OK, yada yada yada a couple years pass and I can't get those two Model A Fords out of my mind. Thus, bye bye Honda. I had heard of a Ford in a boat shed in Baytown, Texas. I called the owner and we closed the deal over the phone. All I had to do was get there and get the Model A back to Austin.

What to do? I borrowed a boat trailer and a pickup, drove to Baytown (which is near Houston), winched the Ford aboard, and drove home, wallowing and weaving all the way back. But we made it!

After nearly a decade, she comes back into the sunlight. This is a magical moment for any old Ford guy, for sure. Looking good viewed from passenger side. The body, hood and fenders are all in faded black, and there is no interior but the back seat springs. I sit on a VW bus seat for all the years I own this wonderful car, and it works just fine. The bright yellow wheels and scrubbed up Maypop tires with their wide whitewalls add to her splendid looks.

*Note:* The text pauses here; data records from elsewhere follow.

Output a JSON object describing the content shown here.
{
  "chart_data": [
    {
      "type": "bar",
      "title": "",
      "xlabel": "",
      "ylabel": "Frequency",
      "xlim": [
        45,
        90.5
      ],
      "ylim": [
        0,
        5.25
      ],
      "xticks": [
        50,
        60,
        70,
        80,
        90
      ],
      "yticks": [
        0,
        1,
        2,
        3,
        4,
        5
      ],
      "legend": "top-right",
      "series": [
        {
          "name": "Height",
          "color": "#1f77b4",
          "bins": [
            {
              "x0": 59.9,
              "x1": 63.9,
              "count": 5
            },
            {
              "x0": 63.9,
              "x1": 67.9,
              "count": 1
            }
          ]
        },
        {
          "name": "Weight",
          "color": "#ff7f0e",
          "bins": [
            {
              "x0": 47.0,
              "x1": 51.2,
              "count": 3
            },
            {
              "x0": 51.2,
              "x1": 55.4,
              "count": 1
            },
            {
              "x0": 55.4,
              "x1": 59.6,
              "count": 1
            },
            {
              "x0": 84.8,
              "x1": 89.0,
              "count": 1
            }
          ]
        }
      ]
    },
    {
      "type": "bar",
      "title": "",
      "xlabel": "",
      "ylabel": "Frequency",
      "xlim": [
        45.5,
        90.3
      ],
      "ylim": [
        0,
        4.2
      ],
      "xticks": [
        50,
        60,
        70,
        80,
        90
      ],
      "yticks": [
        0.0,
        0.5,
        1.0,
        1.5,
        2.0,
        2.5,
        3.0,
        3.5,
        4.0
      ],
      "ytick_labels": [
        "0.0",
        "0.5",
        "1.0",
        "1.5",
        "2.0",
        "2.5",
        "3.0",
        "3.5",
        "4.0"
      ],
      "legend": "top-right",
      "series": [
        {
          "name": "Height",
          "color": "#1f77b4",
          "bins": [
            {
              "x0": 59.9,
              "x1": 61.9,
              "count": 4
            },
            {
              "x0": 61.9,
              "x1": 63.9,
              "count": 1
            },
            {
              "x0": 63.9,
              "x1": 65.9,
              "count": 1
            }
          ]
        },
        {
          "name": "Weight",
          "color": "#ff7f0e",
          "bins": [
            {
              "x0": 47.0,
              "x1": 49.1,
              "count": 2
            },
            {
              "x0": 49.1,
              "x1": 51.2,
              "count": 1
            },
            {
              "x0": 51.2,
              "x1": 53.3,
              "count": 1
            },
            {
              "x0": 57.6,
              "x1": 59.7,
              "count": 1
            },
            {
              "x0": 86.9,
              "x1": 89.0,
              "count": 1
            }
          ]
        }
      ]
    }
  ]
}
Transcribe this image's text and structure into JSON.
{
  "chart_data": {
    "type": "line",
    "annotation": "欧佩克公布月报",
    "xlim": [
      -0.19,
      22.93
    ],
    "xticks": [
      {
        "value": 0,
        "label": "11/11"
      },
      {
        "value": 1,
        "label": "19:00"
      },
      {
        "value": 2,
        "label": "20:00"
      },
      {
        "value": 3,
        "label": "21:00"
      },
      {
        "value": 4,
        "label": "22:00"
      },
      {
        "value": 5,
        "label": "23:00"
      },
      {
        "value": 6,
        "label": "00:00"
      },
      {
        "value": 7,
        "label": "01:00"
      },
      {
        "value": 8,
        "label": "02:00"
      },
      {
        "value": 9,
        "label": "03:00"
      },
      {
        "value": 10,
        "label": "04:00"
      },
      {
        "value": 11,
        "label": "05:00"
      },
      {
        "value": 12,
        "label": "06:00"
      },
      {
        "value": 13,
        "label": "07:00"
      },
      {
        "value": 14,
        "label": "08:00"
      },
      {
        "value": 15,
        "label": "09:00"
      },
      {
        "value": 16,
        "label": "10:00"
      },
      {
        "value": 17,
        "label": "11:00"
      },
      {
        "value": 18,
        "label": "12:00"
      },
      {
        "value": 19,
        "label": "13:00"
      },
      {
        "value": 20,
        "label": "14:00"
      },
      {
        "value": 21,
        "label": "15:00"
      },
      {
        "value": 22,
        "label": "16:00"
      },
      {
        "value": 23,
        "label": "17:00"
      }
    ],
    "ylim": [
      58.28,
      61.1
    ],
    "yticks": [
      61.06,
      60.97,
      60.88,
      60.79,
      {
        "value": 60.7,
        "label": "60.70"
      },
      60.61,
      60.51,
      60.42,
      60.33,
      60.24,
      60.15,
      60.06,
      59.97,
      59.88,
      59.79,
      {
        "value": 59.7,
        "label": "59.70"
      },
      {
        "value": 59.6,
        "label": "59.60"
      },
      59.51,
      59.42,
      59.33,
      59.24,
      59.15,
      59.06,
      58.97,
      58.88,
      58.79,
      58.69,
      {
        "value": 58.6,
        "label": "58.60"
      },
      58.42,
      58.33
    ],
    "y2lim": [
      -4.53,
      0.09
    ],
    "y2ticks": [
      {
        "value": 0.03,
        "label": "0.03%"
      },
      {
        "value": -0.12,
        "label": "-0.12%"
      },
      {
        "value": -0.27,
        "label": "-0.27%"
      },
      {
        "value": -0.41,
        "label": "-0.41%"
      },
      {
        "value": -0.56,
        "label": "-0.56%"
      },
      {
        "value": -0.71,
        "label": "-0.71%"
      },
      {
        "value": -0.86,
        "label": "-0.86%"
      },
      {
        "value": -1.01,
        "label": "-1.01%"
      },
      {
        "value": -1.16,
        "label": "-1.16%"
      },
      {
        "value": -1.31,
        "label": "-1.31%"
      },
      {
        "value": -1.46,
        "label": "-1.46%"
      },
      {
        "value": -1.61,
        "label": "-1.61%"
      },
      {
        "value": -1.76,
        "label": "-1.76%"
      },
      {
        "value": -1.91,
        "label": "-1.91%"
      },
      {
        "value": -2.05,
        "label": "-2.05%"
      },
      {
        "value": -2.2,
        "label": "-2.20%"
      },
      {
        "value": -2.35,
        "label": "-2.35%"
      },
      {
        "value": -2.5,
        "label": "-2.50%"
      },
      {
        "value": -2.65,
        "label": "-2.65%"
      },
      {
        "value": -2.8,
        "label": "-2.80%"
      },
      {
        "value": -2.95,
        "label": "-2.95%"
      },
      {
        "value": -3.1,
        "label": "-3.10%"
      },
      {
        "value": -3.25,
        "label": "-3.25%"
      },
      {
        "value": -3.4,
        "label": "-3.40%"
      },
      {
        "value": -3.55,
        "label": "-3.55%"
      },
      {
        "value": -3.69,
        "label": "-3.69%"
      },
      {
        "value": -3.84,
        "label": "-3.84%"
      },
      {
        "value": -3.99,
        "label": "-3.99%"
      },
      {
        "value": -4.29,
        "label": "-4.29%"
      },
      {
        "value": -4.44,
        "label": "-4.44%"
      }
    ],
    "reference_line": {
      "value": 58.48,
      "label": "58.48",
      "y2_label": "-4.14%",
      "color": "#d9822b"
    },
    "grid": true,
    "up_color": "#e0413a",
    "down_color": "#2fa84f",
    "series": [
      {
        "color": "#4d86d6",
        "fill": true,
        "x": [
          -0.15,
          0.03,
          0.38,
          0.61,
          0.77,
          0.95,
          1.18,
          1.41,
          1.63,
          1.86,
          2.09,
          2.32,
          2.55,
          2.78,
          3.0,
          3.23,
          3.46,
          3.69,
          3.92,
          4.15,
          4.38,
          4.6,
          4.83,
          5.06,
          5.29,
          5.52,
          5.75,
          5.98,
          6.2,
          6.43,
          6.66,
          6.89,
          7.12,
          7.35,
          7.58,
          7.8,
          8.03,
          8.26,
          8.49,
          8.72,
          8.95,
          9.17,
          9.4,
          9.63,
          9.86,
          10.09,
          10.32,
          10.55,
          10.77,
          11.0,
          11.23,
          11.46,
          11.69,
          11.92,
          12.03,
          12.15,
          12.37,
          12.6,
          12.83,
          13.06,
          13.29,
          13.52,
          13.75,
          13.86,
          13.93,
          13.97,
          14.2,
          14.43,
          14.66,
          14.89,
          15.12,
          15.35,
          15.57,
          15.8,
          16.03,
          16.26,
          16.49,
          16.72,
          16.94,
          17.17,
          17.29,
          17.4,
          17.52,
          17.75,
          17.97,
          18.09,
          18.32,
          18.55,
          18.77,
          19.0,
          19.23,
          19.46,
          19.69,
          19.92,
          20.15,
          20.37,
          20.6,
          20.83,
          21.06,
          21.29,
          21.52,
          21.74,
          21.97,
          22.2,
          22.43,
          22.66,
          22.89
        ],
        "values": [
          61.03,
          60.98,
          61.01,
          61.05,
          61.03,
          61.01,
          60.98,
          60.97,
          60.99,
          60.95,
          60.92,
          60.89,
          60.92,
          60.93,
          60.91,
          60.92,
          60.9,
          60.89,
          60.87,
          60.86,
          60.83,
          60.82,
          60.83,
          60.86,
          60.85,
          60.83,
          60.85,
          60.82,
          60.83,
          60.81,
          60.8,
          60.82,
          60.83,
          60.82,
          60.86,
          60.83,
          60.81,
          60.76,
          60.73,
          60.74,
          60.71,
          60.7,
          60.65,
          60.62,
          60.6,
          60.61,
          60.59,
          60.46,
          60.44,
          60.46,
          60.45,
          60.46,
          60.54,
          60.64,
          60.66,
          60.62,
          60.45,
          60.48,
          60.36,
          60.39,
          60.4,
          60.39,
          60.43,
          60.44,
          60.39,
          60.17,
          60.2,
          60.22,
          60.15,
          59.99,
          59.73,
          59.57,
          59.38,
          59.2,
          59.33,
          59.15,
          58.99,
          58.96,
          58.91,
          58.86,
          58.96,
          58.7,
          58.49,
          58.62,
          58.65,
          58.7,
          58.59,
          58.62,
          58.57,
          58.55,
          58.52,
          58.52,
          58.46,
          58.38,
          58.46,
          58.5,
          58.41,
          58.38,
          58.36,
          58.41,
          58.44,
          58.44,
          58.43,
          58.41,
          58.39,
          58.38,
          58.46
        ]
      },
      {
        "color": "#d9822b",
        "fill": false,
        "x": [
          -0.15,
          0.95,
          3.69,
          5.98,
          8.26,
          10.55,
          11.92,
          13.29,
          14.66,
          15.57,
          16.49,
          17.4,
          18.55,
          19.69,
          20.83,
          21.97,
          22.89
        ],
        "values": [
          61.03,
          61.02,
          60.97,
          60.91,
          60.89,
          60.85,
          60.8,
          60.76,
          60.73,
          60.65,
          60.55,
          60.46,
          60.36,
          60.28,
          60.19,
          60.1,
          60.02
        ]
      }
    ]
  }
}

A couple photos of the engine as found. This was taken from the passenger
			side. The car wasn't running. This is the second of two engine photos, this one taken from the driver
			side.
this photo shows the work to be done on the car. There was nothing from the front seat, for even the frame was from a later Ford. at first I drove her sitting on a bucket. Later I added the luxury of a VW seat bottom. The Model A instrument panel barely had the basics. Some might say it decidedly did not have the essentials
When I first brought her home, we lived in a nice, old-fashioned apartment not too far from the university campus and, for me, the benefit of being just up the street from the ballet studio, which is where I spent most of my free time. Later, I bought a house in far southwest Austin and had a garage at last. She was a ready and willing Ford, dependable albeit a little scary at speed with the ten or 12 inches of play in the steering and mechanical brakes that looked a lot better than they worked. She took the concept of play in the linkage to a whole new level. This is a long view down the back rear corner to the shiny stainless radiator shell. Her antique car plates were stolen once so I usually took them off if I stayed anywhere overnight. The beauty of this car immediately took my breath away whenever I looked at her like this. Selling her, even as part of a trade for the '29 blindback Fordor, was a very wrenching experience. It has been several years and I still miss her.